Abstract Text |
Background: To date, more than 2,300 independent genetic loci have been associated with height in individuals of European ancestries. Additional loci and additional insights into factors that affect stature might be discovered in heretofore unexamined populations. Here, we performed the first genome-wide association study of height in individuals of Polynesian ancestries with a sample of 3,075 participants from the Independent State of Samoa.
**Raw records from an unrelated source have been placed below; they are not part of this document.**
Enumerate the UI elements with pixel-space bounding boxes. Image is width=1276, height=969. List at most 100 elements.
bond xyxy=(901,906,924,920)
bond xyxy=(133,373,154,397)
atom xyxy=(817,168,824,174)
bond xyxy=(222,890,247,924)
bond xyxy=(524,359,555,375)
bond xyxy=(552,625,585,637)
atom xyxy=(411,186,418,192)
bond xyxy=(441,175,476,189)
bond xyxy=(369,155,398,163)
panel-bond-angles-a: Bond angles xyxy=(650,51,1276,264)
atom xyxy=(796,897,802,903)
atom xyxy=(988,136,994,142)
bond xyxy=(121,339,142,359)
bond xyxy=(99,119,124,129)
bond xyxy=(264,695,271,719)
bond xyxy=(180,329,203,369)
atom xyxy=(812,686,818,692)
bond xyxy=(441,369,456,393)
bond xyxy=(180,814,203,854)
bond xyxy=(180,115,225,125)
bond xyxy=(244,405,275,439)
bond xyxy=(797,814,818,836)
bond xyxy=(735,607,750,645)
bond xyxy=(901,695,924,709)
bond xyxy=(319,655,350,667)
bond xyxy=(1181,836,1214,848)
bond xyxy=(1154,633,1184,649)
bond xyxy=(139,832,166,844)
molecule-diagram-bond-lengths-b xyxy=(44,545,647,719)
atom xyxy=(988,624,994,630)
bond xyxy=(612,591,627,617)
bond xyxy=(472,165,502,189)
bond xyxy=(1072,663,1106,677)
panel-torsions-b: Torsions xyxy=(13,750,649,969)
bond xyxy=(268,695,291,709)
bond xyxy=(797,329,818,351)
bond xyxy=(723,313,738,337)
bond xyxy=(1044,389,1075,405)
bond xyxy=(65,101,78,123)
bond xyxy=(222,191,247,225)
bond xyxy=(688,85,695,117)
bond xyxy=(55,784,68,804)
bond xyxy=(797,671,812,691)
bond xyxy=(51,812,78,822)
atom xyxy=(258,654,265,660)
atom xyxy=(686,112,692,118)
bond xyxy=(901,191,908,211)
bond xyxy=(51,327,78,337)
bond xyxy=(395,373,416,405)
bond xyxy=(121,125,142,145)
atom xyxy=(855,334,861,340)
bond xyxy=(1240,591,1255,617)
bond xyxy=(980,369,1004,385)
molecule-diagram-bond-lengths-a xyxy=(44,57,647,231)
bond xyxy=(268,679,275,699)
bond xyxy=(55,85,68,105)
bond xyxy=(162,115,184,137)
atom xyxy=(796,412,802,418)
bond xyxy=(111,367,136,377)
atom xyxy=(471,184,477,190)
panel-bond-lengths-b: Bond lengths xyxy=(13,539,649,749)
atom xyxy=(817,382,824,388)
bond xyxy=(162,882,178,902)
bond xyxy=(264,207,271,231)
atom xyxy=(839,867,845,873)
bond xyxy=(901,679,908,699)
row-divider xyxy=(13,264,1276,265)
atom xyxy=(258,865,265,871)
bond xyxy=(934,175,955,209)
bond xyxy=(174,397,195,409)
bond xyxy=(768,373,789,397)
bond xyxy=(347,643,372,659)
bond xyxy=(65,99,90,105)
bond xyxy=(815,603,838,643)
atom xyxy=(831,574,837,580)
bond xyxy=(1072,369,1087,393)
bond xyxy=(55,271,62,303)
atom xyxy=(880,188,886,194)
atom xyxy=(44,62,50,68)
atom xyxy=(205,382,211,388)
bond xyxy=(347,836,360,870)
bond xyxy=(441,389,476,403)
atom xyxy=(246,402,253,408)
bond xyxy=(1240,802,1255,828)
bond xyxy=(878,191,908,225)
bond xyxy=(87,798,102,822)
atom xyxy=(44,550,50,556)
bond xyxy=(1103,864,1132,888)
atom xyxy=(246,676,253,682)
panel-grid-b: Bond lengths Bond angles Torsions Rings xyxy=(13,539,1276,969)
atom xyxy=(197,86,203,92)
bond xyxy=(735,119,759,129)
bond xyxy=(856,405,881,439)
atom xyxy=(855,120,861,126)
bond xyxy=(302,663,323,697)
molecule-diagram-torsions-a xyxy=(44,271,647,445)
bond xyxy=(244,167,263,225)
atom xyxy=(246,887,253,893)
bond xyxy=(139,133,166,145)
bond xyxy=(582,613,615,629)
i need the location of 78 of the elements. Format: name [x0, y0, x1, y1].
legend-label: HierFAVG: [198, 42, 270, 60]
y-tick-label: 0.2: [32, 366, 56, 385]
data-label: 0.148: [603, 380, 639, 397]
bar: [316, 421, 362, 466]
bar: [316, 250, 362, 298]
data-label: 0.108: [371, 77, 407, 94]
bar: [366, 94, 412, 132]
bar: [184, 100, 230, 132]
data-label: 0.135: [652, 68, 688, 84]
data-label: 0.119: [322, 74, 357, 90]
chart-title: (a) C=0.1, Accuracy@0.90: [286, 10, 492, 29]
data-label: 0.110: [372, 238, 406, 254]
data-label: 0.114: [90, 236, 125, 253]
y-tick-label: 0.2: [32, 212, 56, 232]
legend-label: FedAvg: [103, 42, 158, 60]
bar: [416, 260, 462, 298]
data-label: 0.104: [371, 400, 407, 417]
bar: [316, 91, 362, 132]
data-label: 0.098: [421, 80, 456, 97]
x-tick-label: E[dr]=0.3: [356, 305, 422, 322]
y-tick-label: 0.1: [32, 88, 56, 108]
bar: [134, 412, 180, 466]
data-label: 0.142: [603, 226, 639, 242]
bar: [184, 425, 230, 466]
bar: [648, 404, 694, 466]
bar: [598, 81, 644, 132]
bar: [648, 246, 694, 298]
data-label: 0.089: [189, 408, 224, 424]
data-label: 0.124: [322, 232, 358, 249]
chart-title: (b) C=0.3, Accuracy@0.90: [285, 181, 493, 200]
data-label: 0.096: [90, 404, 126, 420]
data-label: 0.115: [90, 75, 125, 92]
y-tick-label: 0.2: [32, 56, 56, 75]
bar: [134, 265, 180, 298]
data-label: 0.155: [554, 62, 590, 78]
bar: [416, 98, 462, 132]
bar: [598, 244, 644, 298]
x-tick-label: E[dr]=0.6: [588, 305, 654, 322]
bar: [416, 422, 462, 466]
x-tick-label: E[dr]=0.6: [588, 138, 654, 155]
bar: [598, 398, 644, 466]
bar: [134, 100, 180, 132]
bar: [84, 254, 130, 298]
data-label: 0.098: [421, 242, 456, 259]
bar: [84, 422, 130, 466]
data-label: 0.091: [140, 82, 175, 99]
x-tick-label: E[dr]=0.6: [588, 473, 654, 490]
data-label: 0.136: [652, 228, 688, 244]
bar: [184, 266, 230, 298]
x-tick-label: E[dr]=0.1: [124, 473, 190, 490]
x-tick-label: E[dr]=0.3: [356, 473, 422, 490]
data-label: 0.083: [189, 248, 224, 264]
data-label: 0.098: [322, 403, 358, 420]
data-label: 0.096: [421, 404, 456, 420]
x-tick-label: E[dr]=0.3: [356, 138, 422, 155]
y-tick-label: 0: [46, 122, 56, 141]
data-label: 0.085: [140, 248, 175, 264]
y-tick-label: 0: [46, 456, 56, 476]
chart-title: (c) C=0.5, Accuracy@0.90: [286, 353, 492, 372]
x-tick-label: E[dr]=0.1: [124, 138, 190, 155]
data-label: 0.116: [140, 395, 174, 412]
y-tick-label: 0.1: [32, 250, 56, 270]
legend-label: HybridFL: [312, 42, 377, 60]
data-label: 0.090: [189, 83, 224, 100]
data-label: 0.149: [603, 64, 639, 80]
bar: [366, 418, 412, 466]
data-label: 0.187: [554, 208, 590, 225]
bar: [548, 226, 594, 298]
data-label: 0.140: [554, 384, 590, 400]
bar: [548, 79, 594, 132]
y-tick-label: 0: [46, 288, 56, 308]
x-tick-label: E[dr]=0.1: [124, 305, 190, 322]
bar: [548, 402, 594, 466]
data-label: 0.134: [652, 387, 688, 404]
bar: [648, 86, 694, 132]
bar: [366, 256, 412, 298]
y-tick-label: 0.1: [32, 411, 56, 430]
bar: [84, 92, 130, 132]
Methods: We genotyped 659,492 SNVs genome-wide on an Affymetrix 6.0 array. We then imputed 9,619,694 additional SNVs using a Samoan-specific haplotype reference panel derived from 1,284 Samoans whole-genome sequenced as part of the TOPMed Program. We tested inverse-normalized height for association via linear mixed models as implemented in GENESIS. Age, age², sex, age × sex, and age² × sex were included in the model as covariates. We adjusted for relatedness and population stratification with the first three principal components from PC-AiR and a kinship matrix from PC-Relate, respectively.
Results: There was one independent signal associated with height at p < 5 × 10⁻⁸, overlapping with the previously known height-associated locus near HHIP. The estimated effect size of the peak variant is 1.44 cm per copy of the minor allele. One variant in linkage disequilibrium (r² = 0.69) with the peak SNV is rs781199748 (HHIP:p.I582T), which is predicted by SIFT to be deleterious. Its minor allele frequency in this Samoan sample is 8.5%; whereas in gnomAD, the minor allele has been observed just once in 143,212 alleles. If this missense variant is the causal variant underlying the statistical association, this could indicate a novel allele associated with height, independent of other variation that has been previously observed to be associated with height at this locus.
Additionally, we observed six independent signals associated with height at p < 1 × 10⁻⁶, near BTRC, VPS37C, PAX2, OTUD7B, UQCRHL, and DIS3L2. SNVs near all but BTRC have been associated with height in other populations.